Lab41 / Circulo

Community Detection Research Effort
http://lab41.github.io/Circulo/
Other
79 stars 39 forks source link

request for explanation and clarification for some evaluation metric #58

Closed fa98 closed 9 years ago

fa98 commented 9 years ago

Hi, I was wondering if you could help me understanding some concept : Conductance, Internal density,expansion, Cutratio,NormalizedCut are metrics which dosen't need ground truth so after using for example edgebetweenness and walktrap algorithm to find the communities we could use these metrics to compare the goodness of communities find with these algorithm but I am a little confused : if I take this function and use them as evaluation metric for the whole network (calculate the mean of the F(s) [6] function of all the communities using a community detection algorithm ) and compare the mean output of these two algorithm for each metric could I reach this conclusion that if this metric is lower so this algorithm capture better communities ? ( "We consider the following metrics f(S) that capture the notion of a quality of the cluster.
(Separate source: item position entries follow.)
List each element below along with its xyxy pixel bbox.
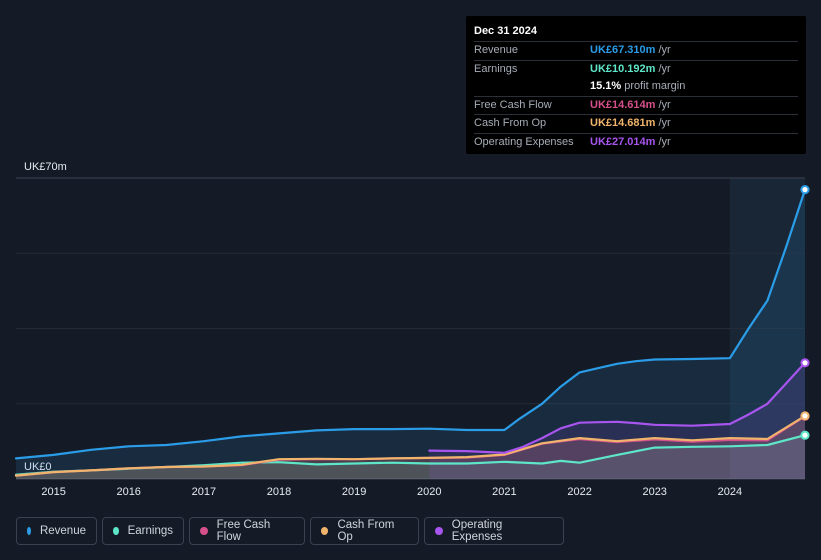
cash-from-op-area [16,415,805,479]
y-axis-max-label: UK£70m [24,161,67,173]
revenue-area [16,189,805,479]
x-tick-label: 2017 [192,486,216,498]
y-axis-min-label: UK£0 [24,461,52,473]
free-cash-flow-dot-icon [200,527,208,535]
legend-label: Free Cash Flow [216,519,271,543]
tooltip-value: UK£10.192m [590,62,656,75]
free-cash-flow-area [16,416,805,479]
legend-revenue[interactable]: Revenue [16,517,97,545]
tooltip-value: UK£14.614m [590,98,656,111]
tooltip-panel: Dec 31 2024 Revenue UK£67.310m /yr Earni… [466,16,806,154]
legend-label: Revenue [39,525,86,537]
legend-label: Operating Expenses [451,519,503,543]
tooltip-label [474,78,590,96]
tooltip-value: UK£14.681m [590,117,656,129]
x-tick-label: 2021 [492,486,516,498]
x-tick-label: 2018 [267,486,291,498]
tooltip-value: 15.1% [590,80,622,92]
x-tick-label: 2016 [116,486,140,498]
gridlines [16,177,805,480]
earnings-dot-icon [113,527,119,535]
x-tick-label: 2015 [41,486,65,498]
tooltip-date: Dec 31 2024 [474,25,537,37]
x-tick-label: 2024 [718,486,742,498]
tooltip-label: Free Cash Flow [474,98,552,111]
x-tick-label: 2019 [342,486,366,498]
cash-from-op-endpoint [800,411,810,421]
operating-expenses-dot-icon [435,527,443,535]
tooltip-value: UK£27.014m [590,135,656,148]
x-tick-label: 2020 [417,486,441,498]
tooltip-unit: /yr [658,62,671,75]
operating-expenses-line [428,361,807,454]
tooltip-row-earnings: Earnings UK£10.192m /yr [474,59,798,79]
legend-cash-from-op[interactable]: Cash From Op [310,517,419,545]
legend-earnings[interactable]: Earnings [102,517,184,545]
tooltip-row-revenue: Revenue UK£67.310m /yr [474,41,798,60]
series-lines [14,188,807,477]
tooltip-row-profit-margin: 15.1% profit margin [474,78,798,96]
tooltip-unit: /yr [658,44,671,56]
legend-free-cash-flow[interactable]: Free Cash Flow [189,517,305,545]
x-tick-label: 2023 [642,486,666,498]
operating-expenses-endpoint [800,358,810,368]
earnings-endpoint [800,430,810,440]
tooltip-unit: /yr [658,117,671,129]
legend-operating-expenses[interactable]: Operating Expenses [424,517,564,545]
tooltip-unit: profit margin [624,80,686,92]
tooltip-row-operating-expenses: Operating Expenses UK£27.014m /yr [474,132,798,152]
tooltip-label: Revenue [474,44,519,56]
tooltip-label: Cash From Op [474,117,547,129]
revenue-endpoint [800,185,810,195]
cash-from-op-dot-icon [321,527,329,535]
revenue-dot-icon [27,527,31,535]
tooltip-unit: /yr [658,135,671,148]
x-tick-label: 2022 [567,486,591,498]
cash-from-op-line [14,414,807,477]
tooltip-row-cash-from-op: Cash From Op UK£14.681m /yr [474,114,798,133]
tooltip-unit: /yr [658,98,671,111]
series-areas [16,189,805,479]
tooltip-value: UK£67.310m [590,44,656,56]
series-endpoints [800,185,810,440]
tooltip-row-free-cash-flow: Free Cash Flow UK£14.614m /yr [474,95,798,115]
x-axis-ticks: 2015 2016 2017 2018 2019 2020 2021 2022 2023 2024 [41,486,742,498]
earnings-area [16,435,805,479]
legend-label: Earnings [127,525,173,537]
tooltip-label: Operating Expenses [474,135,574,148]
tooltip-label: Earnings [474,62,518,75]
legend-label: Cash From Op [337,519,395,543]
revenue-line [14,188,807,460]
Lower value of score f(S) (when |S| is kept constant)" [6] ) but in here the S is not constant and each community has it's own size and you intend to have the measure for the whole network so is my understanding right or wrong ?

[6] : refrence6 of the survey : Empirical comparison of algorithms for network community detection

Thank you so much

Lab41PaulM commented 9 years ago

This is a good question that perhaps should be posed to the authors of the paper which you reference. The goal of the Circulo framework is to merely provide those that ask such questions with an efficient working environment for coming to answers. I think it would be worth while to conduct an experiment which determines which algorithms tend to lead to higher values of specific metrics. For example, algorithm A is optimized for Density, therefore if my notion of a good community is Density, then I shall use algorithm A.